The proposed tensor train for global optimization (TTGO) approach has several advantages for robot skills acquisition. First, the problem formulation makes it a ubiquitous tool. It allows the distribution of computation into offline and online phases. It can cope with a mix of continuous and discrete variables for optimization thus providing an alternative to mixed-integer programming. By construction, the decision variables also stay within a bounded domain, which can be advantageous in some problems (e.g., joint angle limits, control bounds). Another important advantage of TTGO is that the underlying TT-cross method used to approximate the distribution in TT format can easily be extended to various forms of human-guided learning, by letting the user sporadically specify task parameters or decision variables within the iterative process. The first case can be used to provide a scaffolding mechanism for robot skill acquisition. The second case can be used for the robot to ask for help in specific situations.

In the reference below, we demonstrated the capability of the approach for trajectory optimization within a varied set of control and planning problems with robot manipulators.

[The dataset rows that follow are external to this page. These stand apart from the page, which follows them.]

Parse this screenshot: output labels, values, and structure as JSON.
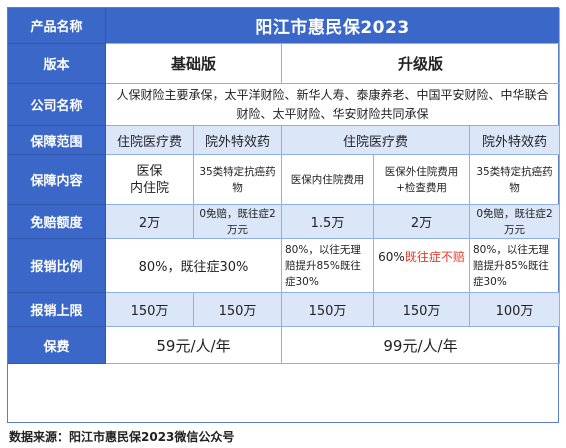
{
  "header": {
    "label": "产品名称",
    "title": "阳江市惠民保2023"
  },
  "version": {
    "label": "版本",
    "basic": "基础版",
    "upgrade": "升级版"
  },
  "company": {
    "label": "公司名称",
    "text": "人保财险主要承保，太平洋财险、新华人寿、泰康养老、中国平安财险、中华联合财险、太平财险、华安财险共同承保"
  },
  "scope": {
    "label": "保障范围",
    "basic_in": "住院医疗费",
    "basic_out": "院外特效药",
    "upgrade_in": "住院医疗费",
    "upgrade_out": "院外特效药"
  },
  "content": {
    "label": "保障内容",
    "basic_in": "医保\n内住院",
    "basic_out": "35类特定抗癌药物",
    "upgrade_in1": "医保内住院费用",
    "upgrade_in2": "医保外住院费用+检查费用",
    "upgrade_out": "35类特定抗癌药物"
  },
  "deductible": {
    "label": "免赔额度",
    "basic_in": "2万",
    "basic_out": "0免赔，既往症2万元",
    "upgrade_in1": "1.5万",
    "upgrade_in2": "2万",
    "upgrade_out": "0免赔，既往症2万元"
  },
  "ratio": {
    "label": "报销比例",
    "basic": "80%，既往症30%",
    "upgrade_in1": "80%，以往无理赔提升85%既往症30%",
    "upgrade_in2_a": "60%",
    "upgrade_in2_b": "既往症不赔",
    "upgrade_out": "80%，以往无理赔提升85%既往症30%"
  },
  "limit": {
    "label": "报销上限",
    "basic_in": "150万",
    "basic_out": "150万",
    "upgrade_in1": "150万",
    "upgrade_in2": "150万",
    "upgrade_out": "100万"
  },
  "premium": {
    "label": "保费",
    "basic": "59元/人/年",
    "upgrade": "99元/人/年"
  },
  "source": "数据来源：阳江市惠民保2023微信公众号",
  "colors": {
    "header_blue": "#3b68c8",
    "light_blue": "#dbe6f8",
    "highlight_red": "#e53b2a"
  }
}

In robotics, ergodic control extends the tracking principle by specifying a probability distribution over an area to cover instead of a trajectory to track. The original problem is formulated as a spectral multiscale coverage problem, typically requiring the spatial distribution to be decomposed as Fourier series. This approach does not scale well to control problems requiring exploration in search space of more than 2 dimensions. To address this issue, we propose the use of tensor trains, a recent low-rank tensor decomposition technique from the field of multilinear algebra. The proposed solution is efficient, both computationally and storage-wise, hence making it suitable for its online implementation in robotic systems. The approach is applied to a peg-in-hole insertion task requiring full 6D end-effector poses (see second reference below).







COMBINATION STRUCTURES


Movement primitives are often used in robot learning as high-level "bricks" of motion from a dictionary that can be re-organized in series and in parallel. Our work extends this notion to behavior primitives, which form a richer set of behaviors (see (a) in the figure below). These behavior primitives correspond to controllers that are either myopic or anticipative, with either time-independent or time-dependent formulations.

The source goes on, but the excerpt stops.